El supuesto suicidio del pedófilo en serie Jeffery Epstein este fin de semana provocó inmediatamente una avalancha de teorías de conspiración, acusaciones y contra acusaciones de ambos lados del espectro político mientras la nación lidiaba con el hecho de cómo uno de los prisioneros más prominentes de la nación podría haberse suicidado mientras estaba bajo supervisión federal, y quién podría ser realmente el culpable de su muerte.

Pero un nuevo informe del New York Post ha avivado las llamas del misterio aún más que la promoción del presidente de las teorías de conspiración de asesinato de Epstein.

Hace dos semanas, Epstein, que era amigo cercano del ex presidente Bill Clinton y del presidente Donald Trump, fue descubierto con marcas alrededor de su cuello en un intento de suicidio o en un asalto de su compañero de celda.

Casi al mismo tiempo, el Fiscal General y desvergonzado lacayo de Trump, William Barr visitó en secreto la prisión donde se encontraba Epstein, según el ex mafioso Lewis Kasman. “¿Cuándo sucede eso? El fiscal general nunca visita las cárceles. Algo no está bien allí “, dijo Kasman al Post.

Kasman dio a entender que había algo extremadamente sospechoso en el segundo intento exitoso de suicidio de Epstein: “Hay cámaras que funcionan las 24 horas del día, los 7 días de la semana y están viendo las 24 horas del día, los 7 días de la semana. Alguien tuvo que darle a [Epstein] el equipo para suicidarse y él tuvo que pagarlo caro. Esa instalación durante años tuvo problemas de corrupción, y los oficiales de corrección trayendo comida o teléfonos celulares para personas adineradas”.
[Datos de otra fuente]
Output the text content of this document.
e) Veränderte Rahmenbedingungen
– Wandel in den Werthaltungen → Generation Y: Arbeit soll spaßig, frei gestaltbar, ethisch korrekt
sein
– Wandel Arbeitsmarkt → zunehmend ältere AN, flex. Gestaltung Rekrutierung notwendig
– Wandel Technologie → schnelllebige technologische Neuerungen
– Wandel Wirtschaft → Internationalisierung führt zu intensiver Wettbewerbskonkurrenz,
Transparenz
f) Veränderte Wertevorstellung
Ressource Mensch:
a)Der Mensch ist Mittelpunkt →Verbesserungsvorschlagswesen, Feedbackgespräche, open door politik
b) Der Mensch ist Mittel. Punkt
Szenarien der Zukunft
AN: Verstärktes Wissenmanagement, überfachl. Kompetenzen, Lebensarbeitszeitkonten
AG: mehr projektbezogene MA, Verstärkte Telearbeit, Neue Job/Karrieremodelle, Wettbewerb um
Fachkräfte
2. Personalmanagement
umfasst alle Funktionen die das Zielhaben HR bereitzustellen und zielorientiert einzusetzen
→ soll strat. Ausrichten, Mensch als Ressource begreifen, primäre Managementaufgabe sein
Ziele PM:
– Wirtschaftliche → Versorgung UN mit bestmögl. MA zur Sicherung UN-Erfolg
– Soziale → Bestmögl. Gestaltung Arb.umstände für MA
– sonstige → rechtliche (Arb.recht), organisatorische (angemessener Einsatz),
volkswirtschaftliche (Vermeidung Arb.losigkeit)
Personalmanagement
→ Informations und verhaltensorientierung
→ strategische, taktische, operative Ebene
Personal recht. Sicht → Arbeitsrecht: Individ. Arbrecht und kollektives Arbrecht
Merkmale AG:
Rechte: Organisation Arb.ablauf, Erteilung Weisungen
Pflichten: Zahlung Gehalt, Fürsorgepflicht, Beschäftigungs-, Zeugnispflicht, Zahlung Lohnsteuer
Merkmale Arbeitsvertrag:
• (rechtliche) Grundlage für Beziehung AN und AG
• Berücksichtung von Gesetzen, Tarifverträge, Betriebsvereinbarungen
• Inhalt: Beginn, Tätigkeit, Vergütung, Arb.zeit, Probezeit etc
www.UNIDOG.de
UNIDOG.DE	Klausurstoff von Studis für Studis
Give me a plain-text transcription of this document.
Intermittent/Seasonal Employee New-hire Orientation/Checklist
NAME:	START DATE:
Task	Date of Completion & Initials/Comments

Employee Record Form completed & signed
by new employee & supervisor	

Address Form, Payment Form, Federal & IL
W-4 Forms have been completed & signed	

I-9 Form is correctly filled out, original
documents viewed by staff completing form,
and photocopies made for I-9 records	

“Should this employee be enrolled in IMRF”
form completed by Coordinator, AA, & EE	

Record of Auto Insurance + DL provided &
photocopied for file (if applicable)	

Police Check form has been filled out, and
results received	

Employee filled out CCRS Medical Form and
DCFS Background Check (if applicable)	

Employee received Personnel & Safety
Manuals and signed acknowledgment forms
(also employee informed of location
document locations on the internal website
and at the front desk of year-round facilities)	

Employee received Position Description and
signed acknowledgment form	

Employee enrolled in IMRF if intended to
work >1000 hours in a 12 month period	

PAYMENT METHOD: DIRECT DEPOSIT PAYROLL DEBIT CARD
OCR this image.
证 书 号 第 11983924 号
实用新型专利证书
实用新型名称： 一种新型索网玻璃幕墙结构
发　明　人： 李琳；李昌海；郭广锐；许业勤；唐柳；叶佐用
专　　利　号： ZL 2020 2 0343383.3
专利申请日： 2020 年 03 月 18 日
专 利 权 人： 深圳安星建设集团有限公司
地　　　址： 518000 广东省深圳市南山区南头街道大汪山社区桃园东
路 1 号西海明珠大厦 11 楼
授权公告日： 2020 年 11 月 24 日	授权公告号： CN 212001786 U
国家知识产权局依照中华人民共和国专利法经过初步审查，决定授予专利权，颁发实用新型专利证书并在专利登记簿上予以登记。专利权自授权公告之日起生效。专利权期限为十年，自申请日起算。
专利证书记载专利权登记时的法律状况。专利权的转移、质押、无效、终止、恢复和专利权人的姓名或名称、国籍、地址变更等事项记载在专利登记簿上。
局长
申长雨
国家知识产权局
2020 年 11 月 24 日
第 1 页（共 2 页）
La segunda declaración de Kasman parece haber sido reivindicada por un sorprendente artículo del New York Times que afirma que Epstein “debía haber sido revisado por los guardias cada 30 minutos, pero ese procedimiento no se siguió la noche anterior a su hallazgo“.
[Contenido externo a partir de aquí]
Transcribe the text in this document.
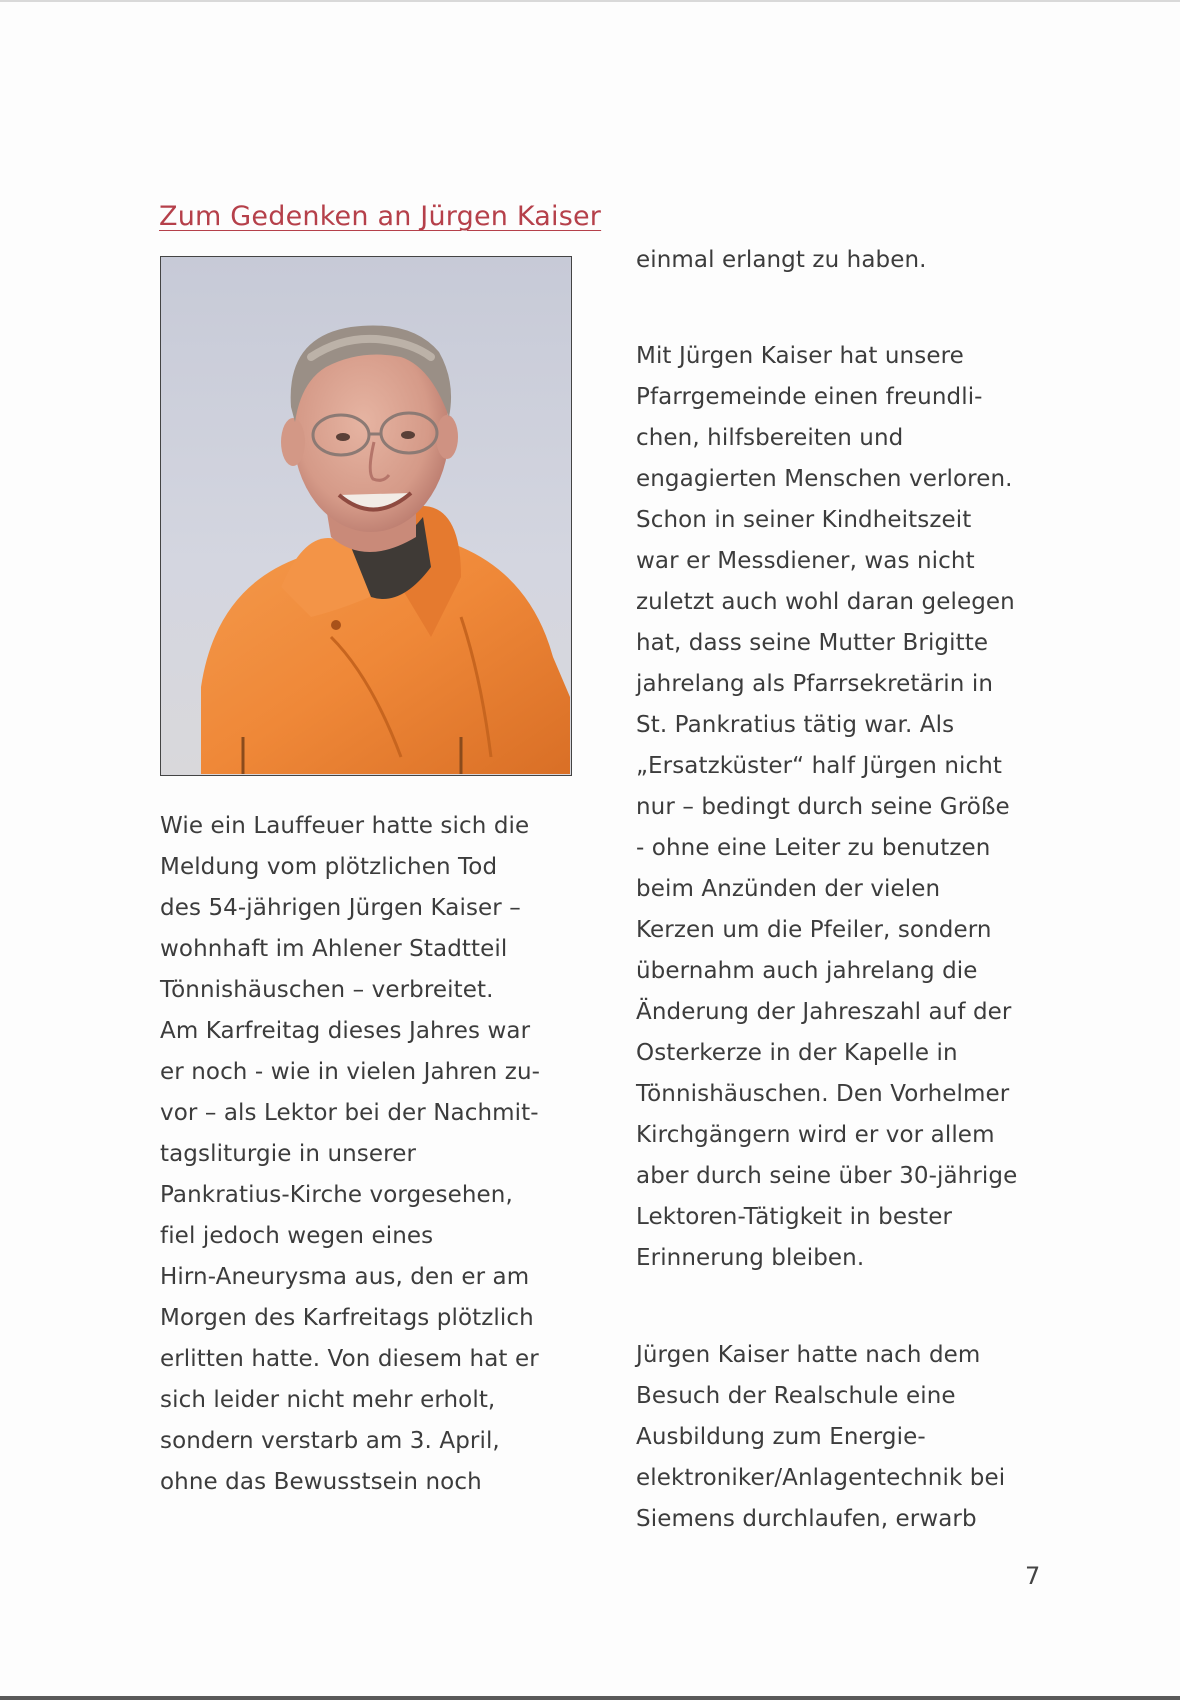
Zum Gedenken an Jürgen Kaiser

Wie ein Lauffeuer hatte sich die
Meldung vom plötzlichen Tod
des 54-jährigen Jürgen Kaiser –
wohnhaft im Ahlener Stadtteil
Tönnishäuschen – verbreitet.
Am Karfreitag dieses Jahres war
er noch - wie in vielen Jahren zu-
vor – als Lektor bei der Nachmit-
tagsliturgie in unserer
Pankratius-Kirche vorgesehen,
fiel jedoch wegen eines
Hirn-Aneurysma aus, den er am
Morgen des Karfreitags plötzlich
erlitten hatte. Von diesem hat er
sich leider nicht mehr erholt,
sondern verstarb am 3. April,
ohne das Bewusstsein noch

einmal erlangt zu haben.

Mit Jürgen Kaiser hat unsere
Pfarrgemeinde einen freundli-
chen, hilfsbereiten und
engagierten Menschen verloren.
Schon in seiner Kindheitszeit
war er Messdiener, was nicht
zuletzt auch wohl daran gelegen
hat, dass seine Mutter Brigitte
jahrelang als Pfarrsekretärin in
St. Pankratius tätig war. Als
„Ersatzküster“ half Jürgen nicht
nur – bedingt durch seine Größe
- ohne eine Leiter zu benutzen
beim Anzünden der vielen
Kerzen um die Pfeiler, sondern
übernahm auch jahrelang die
Änderung der Jahreszahl auf der
Osterkerze in der Kapelle in
Tönnishäuschen. Den Vorhelmer
Kirchgängern wird er vor allem
aber durch seine über 30-jährige
Lektoren-Tätigkeit in bester
Erinnerung bleiben.

Jürgen Kaiser hatte nach dem
Besuch der Realschule eine
Ausbildung zum Energie-
elektroniker/Anlagentechnik bei
Siemens durchlaufen, erwarb

7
Es probable que la negligencia sospechosa del Centro Correccional Metropolitano sea investigada por el Departamento de Justicia … que de hecho es dirigido por William Barr.

Si bien visitar la prisión sería una decisión absurdamente imprudente para Barr, la administración Trump no es exactamente conocida por su sutileza o su sabia toma de decisiones.

Teniendo en cuenta las tremendas implicaciones de las revelaciones en un juicio de Epstein, su conveniente muerte debe considerarse con altos niveles de sospecha hasta que obtengamos respuestas sobre cómo se permitió que esto sucediera.